XHJTA-FM
- Irapuato, Guanajuato; Mexico;
- Frequency: 94.3 MHz
- Branding: Radar

Programming
- Format: Spanish & English Pop (CHR)

Ownership
- Owner: Grupo ACIR; (Radio XHJTA, S. de R. L. de C. V. (pending sale to Corporación Bajío Comunicaciones));
- Operator: Corporación Bajío Comunicaciones
- Sister stations: XHITO-FM, XHXV-FM

History
- First air date: January 25, 1980 (concession)

Technical information
- Class: B1
- ERP: 25.08 kW

Links
- Webcast: Listen live

= XHJTA-FM =

Radio station in Irapuato, Guanajuato, Mexico

XHJTA-FM is a radio station on 94.3 FM in Irapuato, Guanajuato, Mexico.

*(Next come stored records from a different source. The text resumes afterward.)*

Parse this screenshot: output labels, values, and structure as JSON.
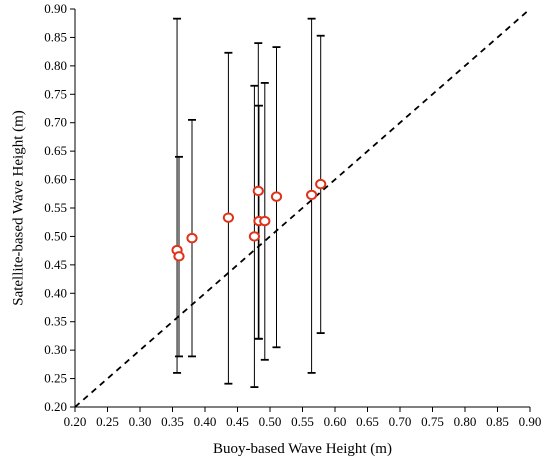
{
  "chart_data": {
    "type": "scatter",
    "xlabel": "Buoy-based Wave Height (m)",
    "ylabel": "Satellite-based Wave Height (m)",
    "xlim": [
      0.2,
      0.9
    ],
    "ylim": [
      0.2,
      0.9
    ],
    "xticks": [
      "0.20",
      "0.25",
      "0.30",
      "0.35",
      "0.40",
      "0.45",
      "0.50",
      "0.55",
      "0.60",
      "0.65",
      "0.70",
      "0.75",
      "0.80",
      "0.85",
      "0.90"
    ],
    "yticks": [
      "0.20",
      "0.25",
      "0.30",
      "0.35",
      "0.40",
      "0.45",
      "0.50",
      "0.55",
      "0.60",
      "0.65",
      "0.70",
      "0.75",
      "0.80",
      "0.85",
      "0.90"
    ],
    "grid": false,
    "reference_line": {
      "style": "dashed",
      "x": [
        0.2,
        0.9
      ],
      "y": [
        0.2,
        0.9
      ]
    },
    "points": [
      {
        "x": 0.357,
        "y": 0.476,
        "err_low": 0.26,
        "err_high": 0.883
      },
      {
        "x": 0.36,
        "y": 0.465,
        "err_low": 0.289,
        "err_high": 0.64
      },
      {
        "x": 0.38,
        "y": 0.497,
        "err_low": 0.289,
        "err_high": 0.705
      },
      {
        "x": 0.436,
        "y": 0.533,
        "err_low": 0.241,
        "err_high": 0.823
      },
      {
        "x": 0.476,
        "y": 0.5,
        "err_low": 0.235,
        "err_high": 0.765
      },
      {
        "x": 0.482,
        "y": 0.58,
        "err_low": 0.32,
        "err_high": 0.84
      },
      {
        "x": 0.483,
        "y": 0.527,
        "err_low": 0.32,
        "err_high": 0.73
      },
      {
        "x": 0.492,
        "y": 0.527,
        "err_low": 0.283,
        "err_high": 0.77
      },
      {
        "x": 0.51,
        "y": 0.57,
        "err_low": 0.305,
        "err_high": 0.833
      },
      {
        "x": 0.564,
        "y": 0.573,
        "err_low": 0.26,
        "err_high": 0.883
      },
      {
        "x": 0.578,
        "y": 0.592,
        "err_low": 0.33,
        "err_high": 0.853
      }
    ],
    "colors": {
      "marker": "#e0321a",
      "errorbar": "#000000",
      "axis": "#000000"
    }
  }
}
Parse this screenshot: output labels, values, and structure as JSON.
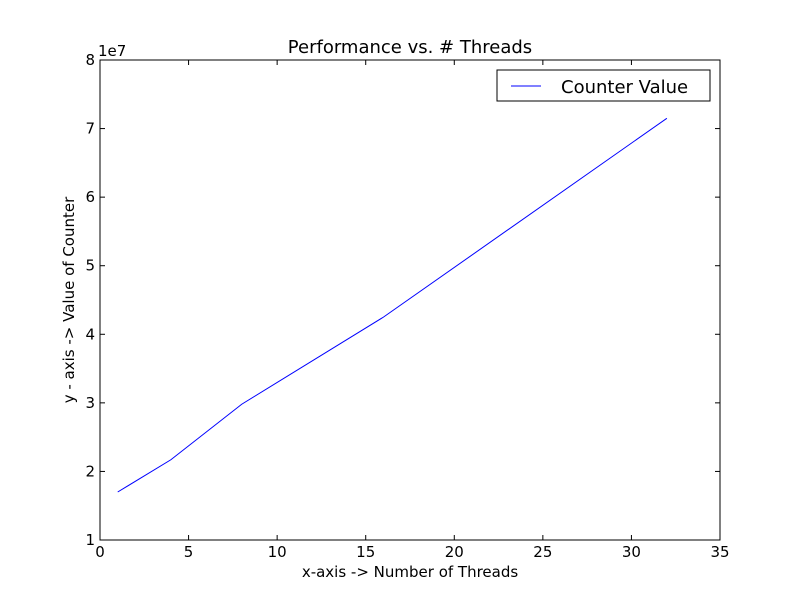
{
  "chart_data": {
    "type": "line",
    "title": "Performance vs. # Threads",
    "xlabel": "x-axis -> Number of Threads",
    "ylabel": "y - axis -> Value of Counter",
    "y_offset_label": "1e7",
    "xlim": [
      0,
      35
    ],
    "ylim": [
      10000000,
      80000000
    ],
    "x_ticks": [
      0,
      5,
      10,
      15,
      20,
      25,
      30,
      35
    ],
    "x_tick_labels": [
      "0",
      "5",
      "10",
      "15",
      "20",
      "25",
      "30",
      "35"
    ],
    "y_ticks": [
      10000000,
      20000000,
      30000000,
      40000000,
      50000000,
      60000000,
      70000000,
      80000000
    ],
    "y_tick_labels": [
      "1",
      "2",
      "3",
      "4",
      "5",
      "6",
      "7",
      "8"
    ],
    "grid": false,
    "legend_position": "top-right",
    "series": [
      {
        "name": "Counter Value",
        "color": "#0000ff",
        "x": [
          1,
          4,
          8,
          16,
          32
        ],
        "y": [
          17000000,
          21700000,
          29800000,
          42500000,
          71500000
        ]
      }
    ]
  }
}
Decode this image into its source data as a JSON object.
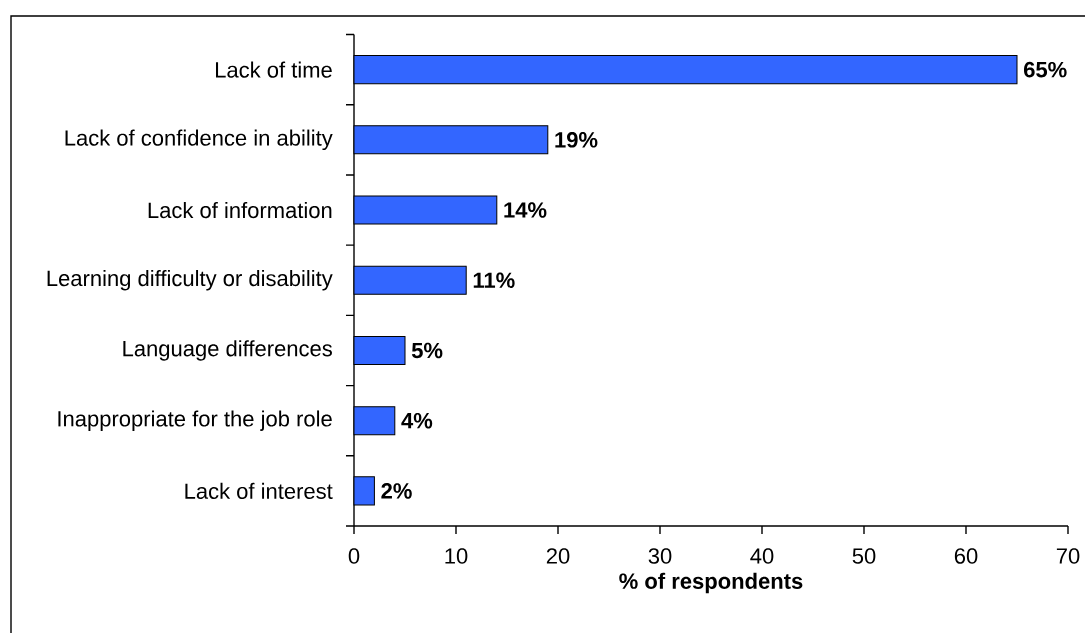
{
  "chart_data": {
    "type": "bar",
    "orientation": "horizontal",
    "categories": [
      "Lack of time",
      "Lack of confidence in ability",
      "Lack of information",
      "Learning difficulty or disability",
      "Language differences",
      "Inappropriate for the job role",
      "Lack of interest"
    ],
    "values": [
      65,
      19,
      14,
      11,
      5,
      4,
      2
    ],
    "value_labels": [
      "65%",
      "19%",
      "14%",
      "11%",
      "5%",
      "4%",
      "2%"
    ],
    "color": "#3366ff",
    "xlim": [
      0,
      70
    ],
    "xticks": [
      0,
      10,
      20,
      30,
      40,
      50,
      60,
      70
    ],
    "xlabel": "% of respondents"
  }
}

It is currently operated by Corporación Bajío Comunicaciones and carries a pop format known as Radar.

==History==
XHJTA received its concession on October 14, 1976. It was originally owned by Armando Cardoña Muñoz.

In 2015, operation passed from Radio Integral to Radio XHJTA when ACIR opted to create 34 new limited liability holding companies for most of its stations.

ACIR left the group in Irapuato along with XHITO-FM on December 31, 2025.
In February 2026, Corporación Bajío took over the station and adopted the Radar pop music brand based on XHQRO-FM 107.5 in Querétaro and XHXV-FM 88.9 in León.